I looked at Martin and saw he’d arrived at a similar conclusion. Dylan, toy in mouth, repeatedly nudged the padre’s hand, finally resorting to a frustrated huff. Distractedly Martin grabbed the duck, its fluff now wetly matted, and tossed it. The toy bounced off the edge of the hallway entrance. The look both dogs gave him could only be interpreted as, You’re losing your touch, buddy.
I said, “All right, um... I must’ve misheard Howie, then. I’m glad you, you know, decided to meet with them, Zak. Sorry to bother you.”
We said our goodbyes, collected SB, and stepped onto the big wraparound porch, warmly illuminated by several hanging lamps. Once the door had closed after us, Martin steered me away from the nearby windows and whispered, “So who was that on the phone?”
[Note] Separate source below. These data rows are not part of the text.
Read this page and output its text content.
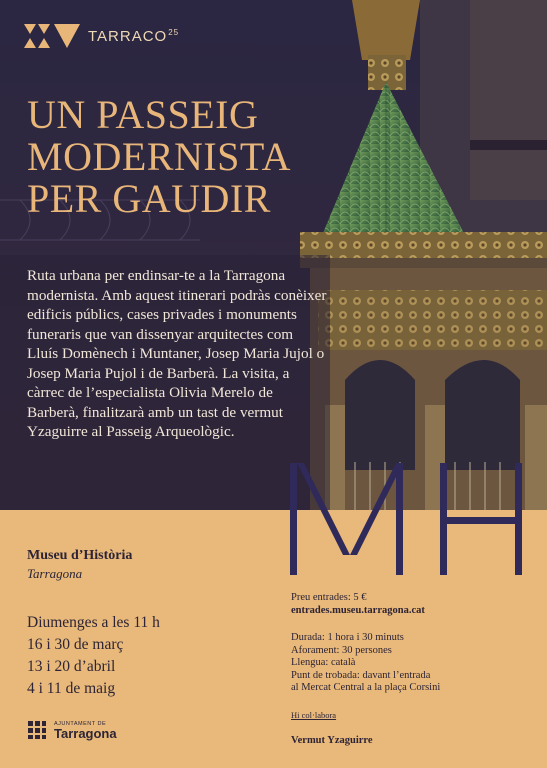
TARRACO$^{25}$
UN PASSEIG
MODERNISTA
PER GAUDIR
Ruta urbana per endinsar-te a la Tarragona modernista. Amb aquest itinerari podràs conèixer edificis públics, cases privades i monuments funeraris que van dissenyar arquitectes com Lluís Domènech i Muntaner, Josep Maria Jujol o Josep Maria Pujol i de Barberà. La visita, a càrrec de l’especialista Olivia Merelo de Barberà, finalitzarà amb un tast de vermut Yzaguirre al Passeig Arqueològic.
Museu d’Història
Tarragona
Diumenges a les 11 h
16 i 30 de març
13 i 20 d’abril
4 i 11 de maig
Preu entrades: 5 €
entrades.museu.tarragona.cat
Durada: 1 hora i 30 minuts
Aforament: 30 persones
Llengua: català
Punt de trobada: davant l’entrada
al Mercat Central a la plaça Corsini
Hi col·labora
Vermut Yzaguirre
AJUNTAMENT DE
Tarragona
I’d been thinking about that. “There’s only one person I know who could do such a spot-on impersonation of Howie. Burke Fletcher.”
“I don’t know anything about the guy,” he said, “except what Howie and Cookie said when you mentioned his name at the pub. Fletcher lives in Rego Park and they questioned him because he harassed Peaches at some point.”
“I met him,” I said. “Don’t ask me how.”
Martin’s expression said he would comply. For now. “So what makes you think he could pull off a stunt like that phone call?”
“Burke is a dialect coach,” I whispered. “He trains comedians to do impersonations. And for sure he’s familiar with Howie’s voice and speech patterns. I mean, the detectives questioned him after Peaches’s body was discovered.”